…Or at least “people who can crush standardized tests” are still applying to law school.
[Mini-Update: For those who’ve read Jerry Organ’s recent writing on the subject, I don’t imply that he’s one of the people arguing that the “wrong people” are applying to law school because he didn’t argue that. Two, the reason he found a greater high-end LSAT decline than I did is that he estimated the applicant profiles into 2013 and I didn’t. His projections may prove correct, but at the very least the initial decline started in the upper-middle LSAT band and has accelerated to the high end.]
I’m not going to go out of my way to cite them, but I’ve seen it asserted that the “wrong people” are choosing not to apply to law school. By “wrong people” they mean those with high GPAs and LSAT scores, aka those who keep civilization from fragmenting into warring states. Focusing only on LSAT scores—as they’re most comparable—the story is a little more complicated. Sure, the collapse in applicants has skewed towards the high end of the LSAT spectrum, but for the most part, the decline has been in the middle.
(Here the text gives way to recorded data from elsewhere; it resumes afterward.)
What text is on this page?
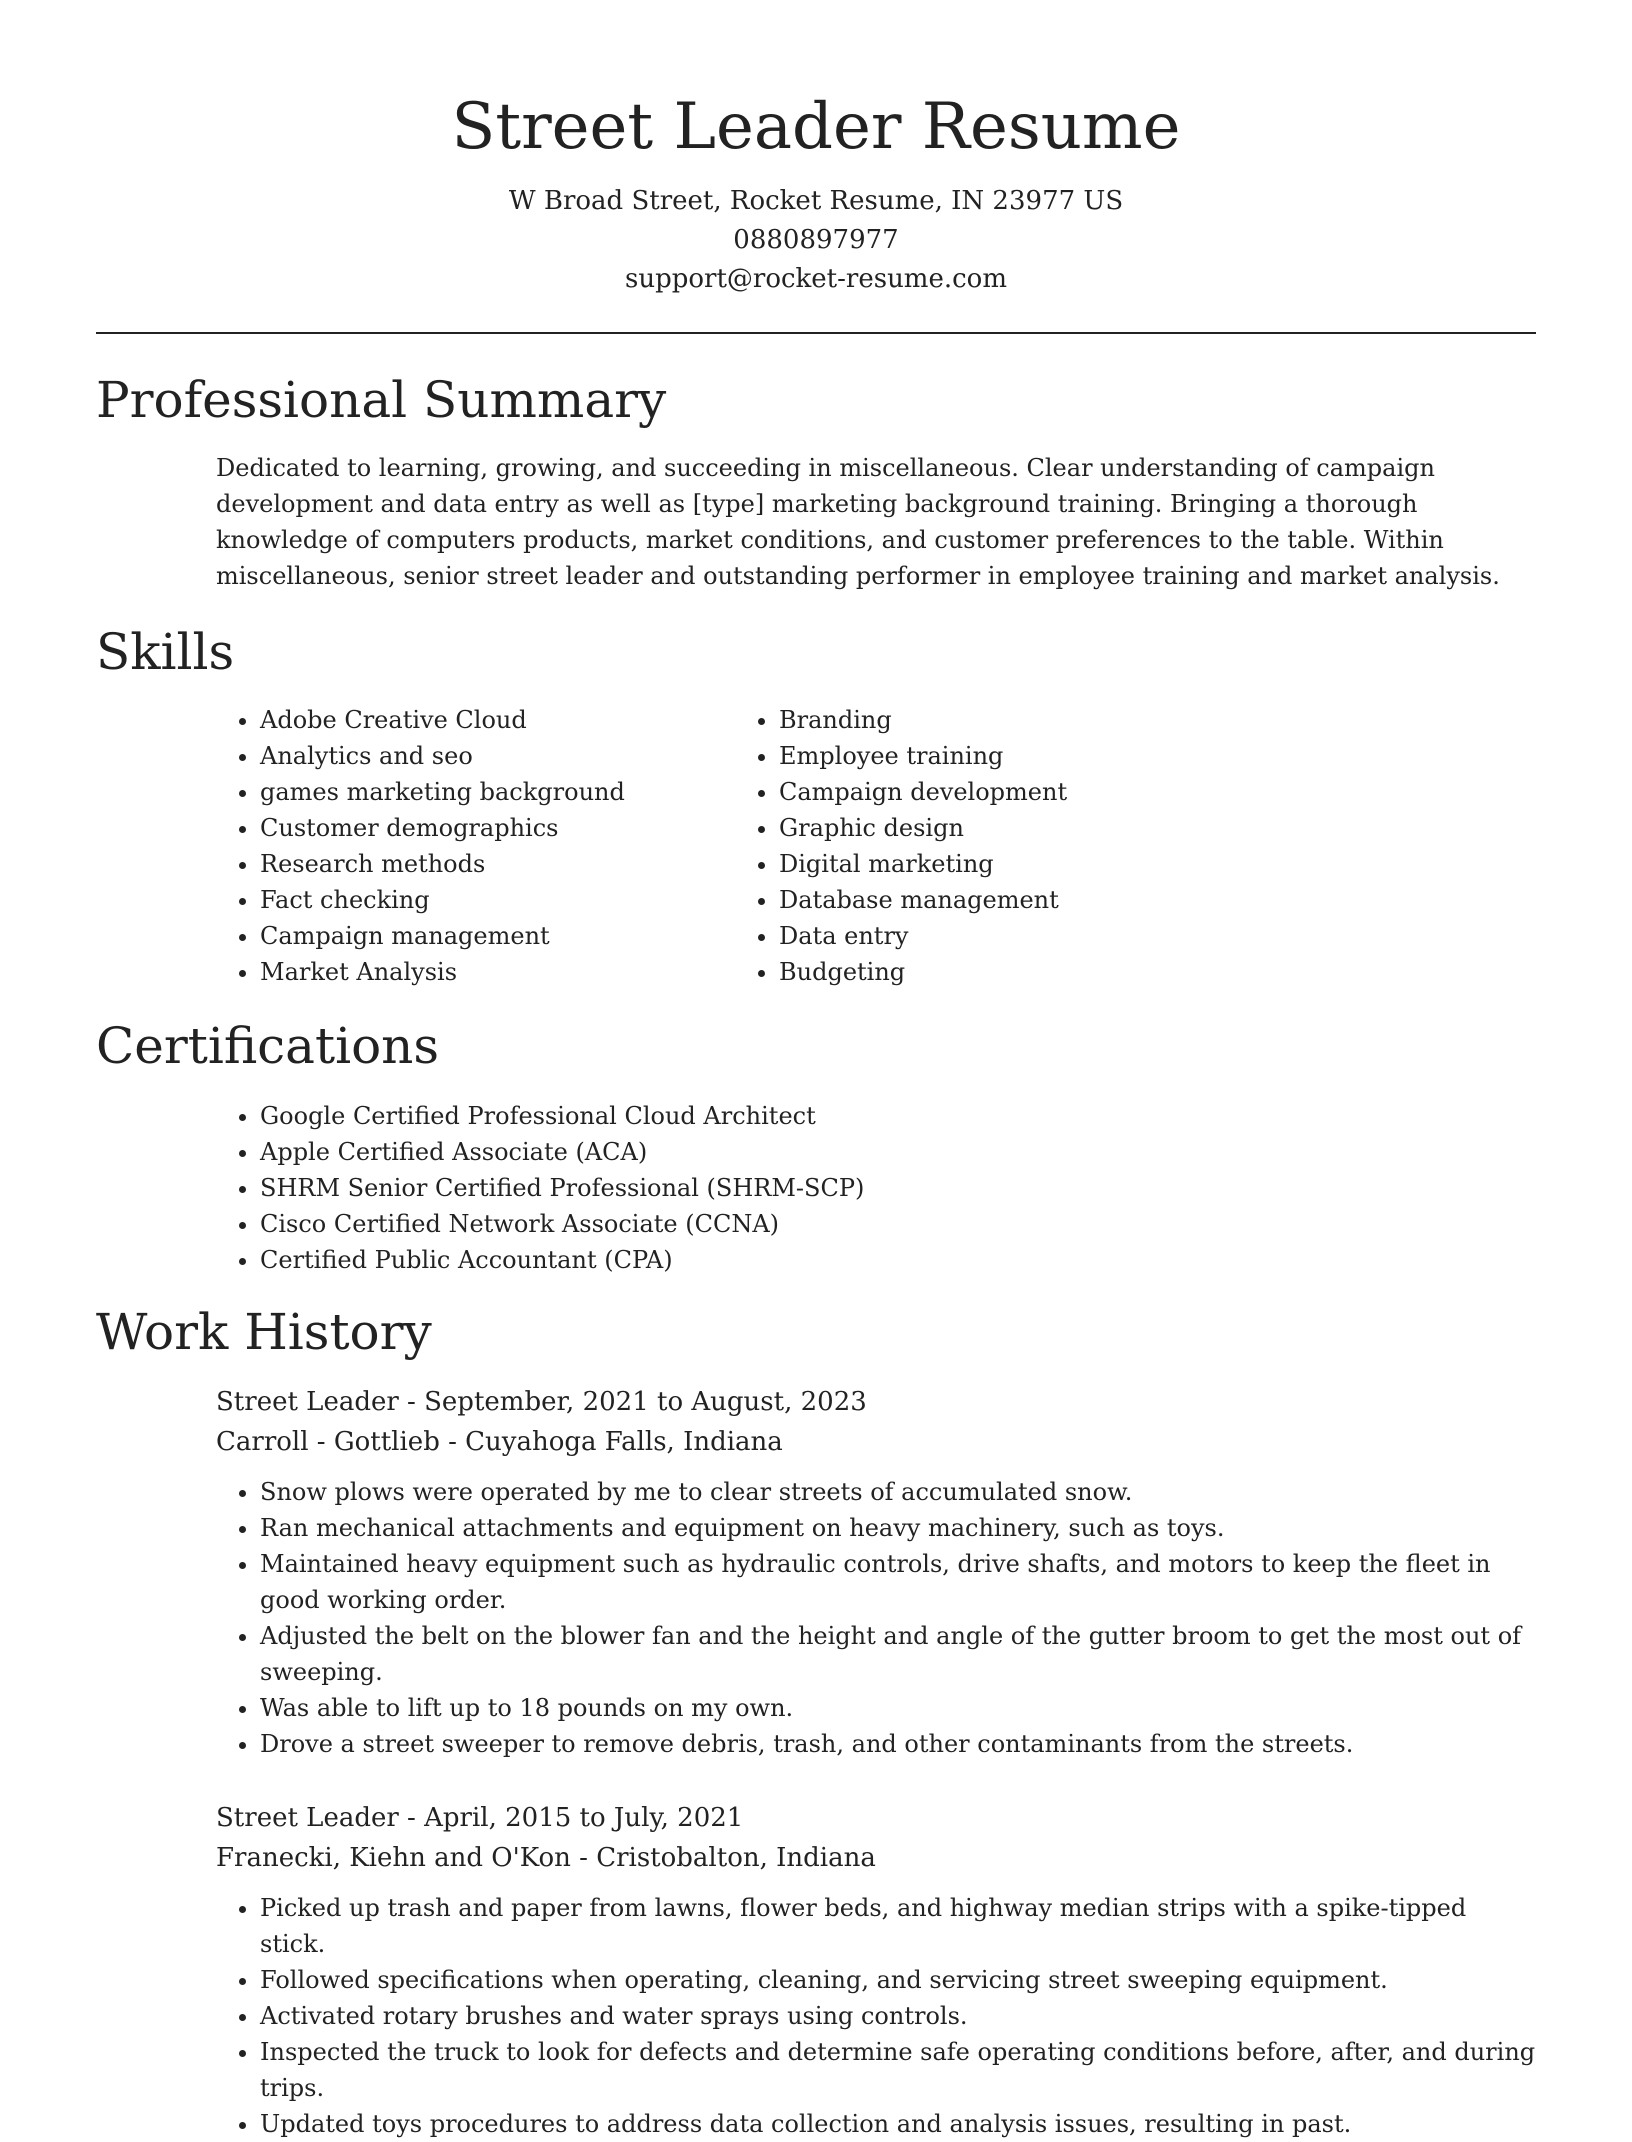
Street Leader Resume
W Broad Street, Rocket Resume, IN 23977 US
0880897977
support@rocket-resume.com
Professional Summary

Dedicated to learning, growing, and succeeding in miscellaneous. Clear understanding of campaign development and data entry as well as [type] marketing background training. Bringing a thorough knowledge of computers products, market conditions, and customer preferences to the table. Within miscellaneous, senior street leader and outstanding performer in employee training and market analysis.

Skills
• Adobe Creative Cloud
• Analytics and seo
• games marketing background
• Customer demographics
• Research methods
• Fact checking
• Campaign management
• Market Analysis
• Branding
• Employee training
• Campaign development
• Graphic design
• Digital marketing
• Database management
• Data entry
• Budgeting
Certifications
• Google Certified Professional Cloud Architect
• Apple Certified Associate (ACA)
• SHRM Senior Certified Professional (SHRM-SCP)
• Cisco Certified Network Associate (CCNA)
• Certified Public Accountant (CPA)
Work History
Street Leader - September, 2021 to August, 2023
Carroll - Gottlieb - Cuyahoga Falls, Indiana
• Snow plows were operated by me to clear streets of accumulated snow.
• Ran mechanical attachments and equipment on heavy machinery, such as toys.
• Maintained heavy equipment such as hydraulic controls, drive shafts, and motors to keep the fleet in good working order.
• Adjusted the belt on the blower fan and the height and angle of the gutter broom to get the most out of sweeping.
• Was able to lift up to 18 pounds on my own.
• Drove a street sweeper to remove debris, trash, and other contaminants from the streets.
Street Leader - April, 2015 to July, 2021
Franecki, Kiehn and O'Kon - Cristobalton, Indiana
• Picked up trash and paper from lawns, flower beds, and highway median strips with a spike-tipped stick.
• Followed specifications when operating, cleaning, and servicing street sweeping equipment.
• Activated rotary brushes and water sprays using controls.
• Inspected the truck to look for defects and determine safe operating conditions before, after, and during trips.
• Updated toys procedures to address data collection and analysis issues, resulting in past.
Here’s 2012 compared to 2010.
And here’s the percent decline in each bracket.
So yes, there’s been a big drop at the high end, but overall the decline has been distributed normally as the first chart implies. Here’s the apportionment:
Pretty much a bell curve. Importantly, more than 60 percent would’ve gotten an LSAT score below 160. The 165+ range doesn’t account for 15 percent of the total decline. Lesson: Those concerned that the best and brightest aren’t interested in law school can rest easy; no warring states! It’s the upper-middle brackets, 150-164 (64 percent!), that are driving the applicant drop.
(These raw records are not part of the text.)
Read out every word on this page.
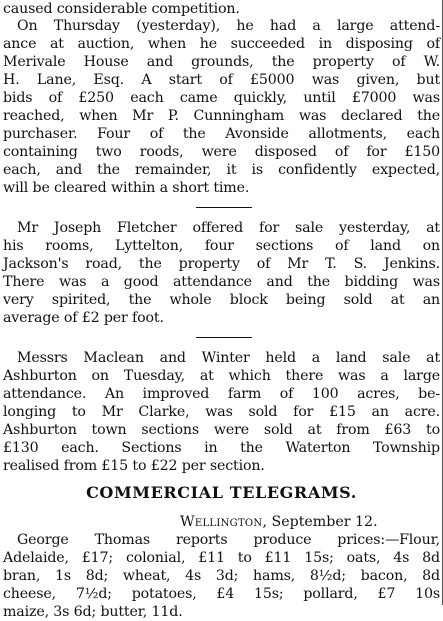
caused considerable competition.
On Thursday (yesterday), he had a large attend-
ance at auction, when he succeeded in disposing of
Merivale House and grounds, the property of W.
H. Lane, Esq. A start of £5000 was given, but
bids of £250 each came quickly, until £7000 was
reached, when Mr P. Cunningham was declared the
purchaser. Four of the Avonside allotments, each
containing two roods, were disposed of for £150
each, and the remainder, it is confidently expected,
will be cleared within a short time.
Mr Joseph Fletcher offered for sale yesterday, at
his rooms, Lyttelton, four sections of land on
Jackson's road, the property of Mr T. S. Jenkins.
There was a good attendance and the bidding was
very spirited, the whole block being sold at an
average of £2 per foot.
Messrs Maclean and Winter held a land sale at
Ashburton on Tuesday, at which there was a large
attendance. An improved farm of 100 acres, be-
longing to Mr Clarke, was sold for £15 an acre.
Ashburton town sections were sold at from £63 to
£130 each. Sections in the Waterton Township
realised from £15 to £22 per section.
COMMERCIAL TELEGRAMS.
Wellington, September 12.
George Thomas reports produce prices:—Flour,
Adelaide, £17; colonial, £11 to £11 15s; oats, 4s 8d
bran, 1s 8d; wheat, 4s 3d; hams, 8½d; bacon, 8d
cheese, 7½d; potatoes, £4 15s; pollard, £7 10s
maize, 3s 6d; butter, 11d.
(Source: LSAC National Decision Profiles)
And for some fun, here’s the decline in law schools’ full-time matriculants’ LSAT scores by their 2014 edition U.S. News rankings.
(Slight whoopsie: the middle set of bars should be 51-100. Also, not published (“NP”) includes the unranked University of La Verne, not that it makes much of a difference.)
Looking at this makes me wonder aloud: How far can these numbers drop before employers start worrying about credential dilution at some higher-ranked schools? Or does the sheepskin outweigh the entering credentials?